Friday, February 28, 2020

Music for March 1, 2020 + The First Sunday of Lent

Vocal Music

  • Wilt Thou Forgive That Sin – John Hilton (ca. 1599 – 1657), arr. Peter Crisafulli

Instrumental Music

  • Forty Days and Forty Nights – Malcolm Archer (b. 1952)
  • Durch Adams Fall ist ganz verderbt, BWV 637– J. S. Bach (1685-1750)
  • Ein feste Burg ist unser Gott – Johann Christian Kittel (1732-1809)

Congregational Music (all hymns from the Hymnal 1982 with the exception of those marked “R” which are from Renew.)

  • The Great Litany
  • Hymn 147 - Now let us all with one accord (BOURBON)
  • Hymn 150 - Forty days and forty nights (AUS DER TIEFE RUFE ICH)
  • Hymn R 112 - You who dwell in the shelter of the Lord (ON EAGLES WINGS)
  • Hymn R 109 - You are my hiding place (Michael Ledner)
  • Hymn 688 -  A mighty fortress is our God (EIN FESTE BURG)
  • Psalm 32 – Tone II.a
Today is the first Sunday of Lent. We will sing the Great Litany, in procession, at the opening of the service, for nothing says "Oh God, I am miserable" like wandering around the church singing "We beseech thee to hear us, good Lord." (BESEECH? Oh my goodness, we are a sorry lot, aren't we?)

John Donne
John Hilton
The anthem is a setting of hymn 140 in our hymnal. It's not known to our congregation, so it makes a perfect anthem. It's text is from the poem A Hymn to God the Father by the English Renaissance writer John Donne. John Hilton, an English composer living around the same time as Donne, set the poem to this tune which has since become known simply as DONNE. It is, in my opinion, a perfect match of text and tune.
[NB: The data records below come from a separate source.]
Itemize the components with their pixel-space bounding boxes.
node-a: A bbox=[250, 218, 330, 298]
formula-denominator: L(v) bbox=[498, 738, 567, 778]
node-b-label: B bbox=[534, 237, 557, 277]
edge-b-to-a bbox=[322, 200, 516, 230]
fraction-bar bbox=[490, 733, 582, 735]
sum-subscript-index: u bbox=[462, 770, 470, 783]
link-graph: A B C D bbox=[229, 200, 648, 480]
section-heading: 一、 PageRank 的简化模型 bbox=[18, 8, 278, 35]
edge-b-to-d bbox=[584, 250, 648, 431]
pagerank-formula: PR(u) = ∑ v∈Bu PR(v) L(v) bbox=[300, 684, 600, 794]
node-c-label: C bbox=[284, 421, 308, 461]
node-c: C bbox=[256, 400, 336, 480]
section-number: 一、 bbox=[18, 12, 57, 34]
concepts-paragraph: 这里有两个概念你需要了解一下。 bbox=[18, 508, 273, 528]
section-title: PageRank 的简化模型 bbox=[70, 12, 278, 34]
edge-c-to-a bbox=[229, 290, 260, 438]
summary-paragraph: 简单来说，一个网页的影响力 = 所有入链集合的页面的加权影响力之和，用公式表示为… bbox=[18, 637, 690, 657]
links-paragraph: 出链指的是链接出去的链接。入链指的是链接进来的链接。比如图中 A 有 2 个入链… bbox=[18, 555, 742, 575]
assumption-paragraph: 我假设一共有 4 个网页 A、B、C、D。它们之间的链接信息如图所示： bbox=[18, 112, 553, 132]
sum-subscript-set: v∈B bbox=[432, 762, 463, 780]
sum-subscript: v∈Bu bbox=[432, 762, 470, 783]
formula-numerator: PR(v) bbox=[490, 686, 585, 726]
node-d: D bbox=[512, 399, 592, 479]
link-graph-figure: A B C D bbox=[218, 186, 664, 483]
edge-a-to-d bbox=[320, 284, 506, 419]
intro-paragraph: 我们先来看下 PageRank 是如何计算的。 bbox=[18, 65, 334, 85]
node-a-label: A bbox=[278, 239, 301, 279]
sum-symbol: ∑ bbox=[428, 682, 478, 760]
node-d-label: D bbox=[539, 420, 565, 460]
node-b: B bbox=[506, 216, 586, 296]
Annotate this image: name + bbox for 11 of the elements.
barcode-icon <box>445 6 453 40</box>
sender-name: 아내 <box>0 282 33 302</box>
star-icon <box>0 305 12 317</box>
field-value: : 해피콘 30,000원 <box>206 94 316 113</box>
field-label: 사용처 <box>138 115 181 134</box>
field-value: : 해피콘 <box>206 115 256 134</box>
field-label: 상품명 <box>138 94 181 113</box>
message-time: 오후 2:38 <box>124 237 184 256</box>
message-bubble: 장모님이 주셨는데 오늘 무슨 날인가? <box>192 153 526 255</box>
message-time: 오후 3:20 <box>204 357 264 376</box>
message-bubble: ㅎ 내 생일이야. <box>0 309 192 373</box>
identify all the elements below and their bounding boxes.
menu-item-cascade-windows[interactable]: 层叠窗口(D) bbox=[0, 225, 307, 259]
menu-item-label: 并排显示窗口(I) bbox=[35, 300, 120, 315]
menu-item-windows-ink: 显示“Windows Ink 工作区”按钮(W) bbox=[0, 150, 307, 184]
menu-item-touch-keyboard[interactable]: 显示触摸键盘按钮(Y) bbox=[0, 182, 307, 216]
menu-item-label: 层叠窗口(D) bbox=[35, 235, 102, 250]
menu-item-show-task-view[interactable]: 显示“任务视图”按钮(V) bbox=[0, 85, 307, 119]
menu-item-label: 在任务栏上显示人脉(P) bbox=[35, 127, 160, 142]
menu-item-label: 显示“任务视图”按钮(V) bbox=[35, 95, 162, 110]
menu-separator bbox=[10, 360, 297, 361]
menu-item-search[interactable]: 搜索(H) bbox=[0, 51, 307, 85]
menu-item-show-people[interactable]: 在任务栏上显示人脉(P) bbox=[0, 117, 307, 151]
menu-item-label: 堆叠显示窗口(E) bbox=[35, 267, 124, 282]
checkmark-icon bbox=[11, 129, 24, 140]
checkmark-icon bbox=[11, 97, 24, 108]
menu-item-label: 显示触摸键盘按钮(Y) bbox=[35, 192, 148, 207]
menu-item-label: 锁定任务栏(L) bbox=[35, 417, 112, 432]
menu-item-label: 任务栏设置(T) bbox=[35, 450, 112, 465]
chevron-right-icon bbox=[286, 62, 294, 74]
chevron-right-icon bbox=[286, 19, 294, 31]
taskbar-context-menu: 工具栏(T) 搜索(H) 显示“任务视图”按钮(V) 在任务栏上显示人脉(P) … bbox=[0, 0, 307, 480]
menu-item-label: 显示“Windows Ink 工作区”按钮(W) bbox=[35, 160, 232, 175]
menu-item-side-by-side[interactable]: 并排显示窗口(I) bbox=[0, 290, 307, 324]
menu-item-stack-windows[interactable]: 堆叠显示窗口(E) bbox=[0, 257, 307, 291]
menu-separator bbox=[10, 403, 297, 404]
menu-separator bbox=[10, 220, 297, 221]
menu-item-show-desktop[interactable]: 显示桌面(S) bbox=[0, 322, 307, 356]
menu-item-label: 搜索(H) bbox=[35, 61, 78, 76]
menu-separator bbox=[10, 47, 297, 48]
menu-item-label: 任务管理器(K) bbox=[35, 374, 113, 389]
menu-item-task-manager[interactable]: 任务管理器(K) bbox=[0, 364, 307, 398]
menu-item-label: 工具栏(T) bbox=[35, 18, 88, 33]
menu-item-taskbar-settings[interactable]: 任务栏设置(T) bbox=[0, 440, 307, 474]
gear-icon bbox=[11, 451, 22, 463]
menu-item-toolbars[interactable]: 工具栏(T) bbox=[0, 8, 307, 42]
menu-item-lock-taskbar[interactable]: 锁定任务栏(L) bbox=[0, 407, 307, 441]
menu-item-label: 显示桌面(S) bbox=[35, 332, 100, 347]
If you don't have a hymnal nearby, you can read the entire poem here. You can see that Donne was convicted of his sin.

The communion voluntary is a short setting of the German Chorale, Durch Adams Fall (Through Adam's Fall All Mankind Fell). It is from Bach's collection Die Orgelbuchlein. (Little Organ Book). I felt it was particularly appropriate for the first Sunday in Lent, where we hear the Old Testament Lesson: Genesis 2:15 - 3:21. It's all about the fall of man.

Russell Stinson, in his book Bach, The Orgelbuchlein, says this chorale is "a work of great profundity and originality, especially in terms of textual-musical relationships". The text, which is all about the fall of man, has a particularly obvious musical motif depicting that fall.  There is a descending-seventh motif that occurs continuously throughout the pedal line. Philipp Spitta, a German music historian best known for his 1873 biography of  Bach, was the first to suggest that this pedal motif must represent Adam's fall from grace, not only in its descending motion, but also in its regular use of the diminished seventh, which was usually associated with grief.

The closing voluntary is by Johann Christian Kittel, a German organist, composer, and teacher who was one of the last students of Johann Sebastian Bach. This is the first year in 23 that I have included a closing voluntary during Lent. I decided to continue playing these voluntaries, but using shorter, simpler, and quieter organ works that I usually choose. I hope you like it.